Realigning norms on gold imports, the RBI on Monday mandated that banks and bullion trading houses must retain 20% of every lot of imports of the metal at customs warehouses. The RBI added that fresh gold can be imported only when 75% of the stock lying in these warehouses is used for export purposes.
“Such imports shall be linked to financing of exporters by the nominated agencies. Further, they shall make available gold in any form for domestic use only to entities engaged in jewellery business/bullion dealers supplying gold to jewellers,” the central bank said in a notification.
Separately, the RBI has asked exporters to repatriate their proceeds within nine months from the date of export until September as against the earlier 12 months.
In a clarification to an earlier notification, the central bank said that the enhanced period of 12 months for repatriation of export proceeds was valid only until March.
The central bank said that all other extant restrictions on consignment-based gold imports and restrictions on letter of credit stand withdrawn.
Earlier, the RBI had restricted gold imports, saying that banks can import gold on consignment basis only to meet the needs of jewellers and exporters and had hiked the margin requirement for letter of credits to 100%.

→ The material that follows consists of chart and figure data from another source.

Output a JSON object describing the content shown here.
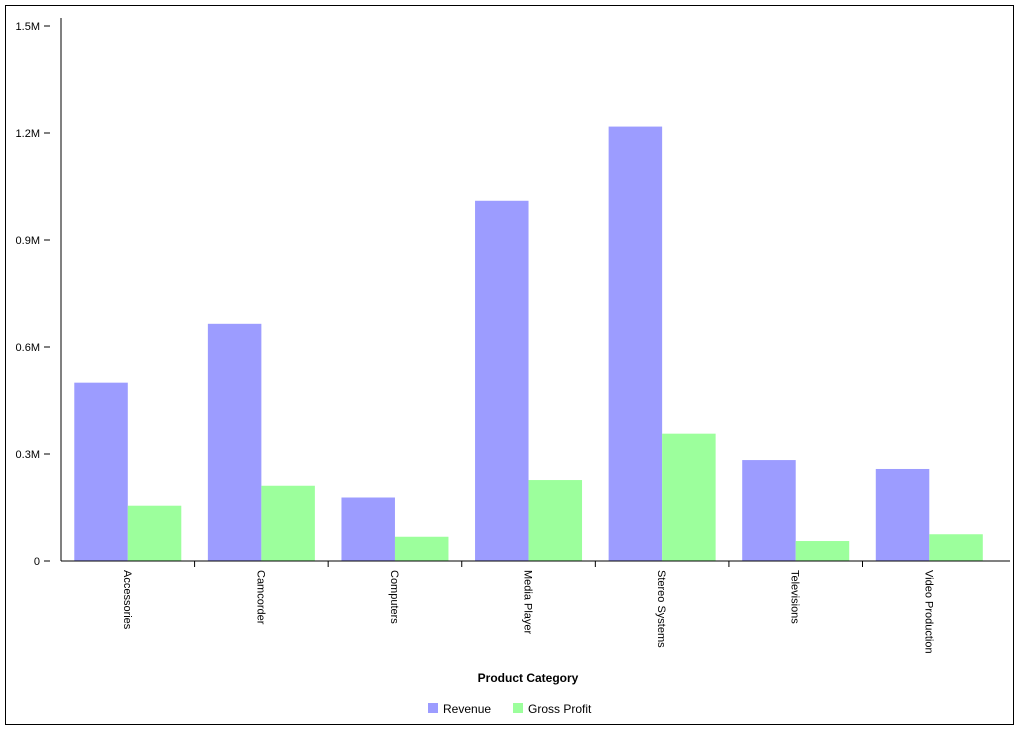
{
  "chart_data": {
    "type": "bar",
    "categories": [
      "Accessories",
      "Camcorder",
      "Computers",
      "Media Player",
      "Stereo Systems",
      "Televisions",
      "Video Production"
    ],
    "series": [
      {
        "name": "Revenue",
        "color": "#9c9cff",
        "values": [
          500000,
          665000,
          178000,
          1010000,
          1218000,
          283000,
          258000
        ]
      },
      {
        "name": "Gross Profit",
        "color": "#9cff9c",
        "values": [
          155000,
          211000,
          68000,
          227000,
          357000,
          56000,
          75000
        ]
      }
    ],
    "y_ticks": [
      {
        "value": 0,
        "label": "0"
      },
      {
        "value": 300000,
        "label": "0.3M"
      },
      {
        "value": 600000,
        "label": "0.6M"
      },
      {
        "value": 900000,
        "label": "0.9M"
      },
      {
        "value": 1200000,
        "label": "1.2M"
      },
      {
        "value": 1500000,
        "label": "1.5M"
      }
    ],
    "ylim": [
      0,
      1500000
    ],
    "xlabel": "Product Category",
    "ylabel": "",
    "grid": false,
    "legend_position": "bottom-center"
  }
}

“Entities/units in the SEZ and EoUs, Premier and Star trading houses are permitted to import gold exclusively for the purpose of exports only,” the RBI said.
Further, banks and trading houses must monitor the transactions under the new norms through their international divisions, the RBI said.
A surge in gold imports had resulted in the current account deficit surging to an unsustainable 6.7% during January-March.
In November 2012, the RBI had increased the period available for exporters to repatriate their export proceeds to 12 months from six months. This enhanced period was available only until end of March.
“The time period for realisation and repatriation of export proceeds from April 01, 2013, onwards till September 30, 2013, shall be reckoned as nine months from the date of export,” the RBI said. The reduction in the period of export proceeds repatriation would prevent exporters from holding on to dollars for lower rupee levels.
The Indian rupee hit an all-time low of 61.21/$ on July 8, triggered by dollar outflows from foreign investors and lack of dollar supply from exporters.
India’s exports were $25.1 billion in June, down 5.45% from a year ago.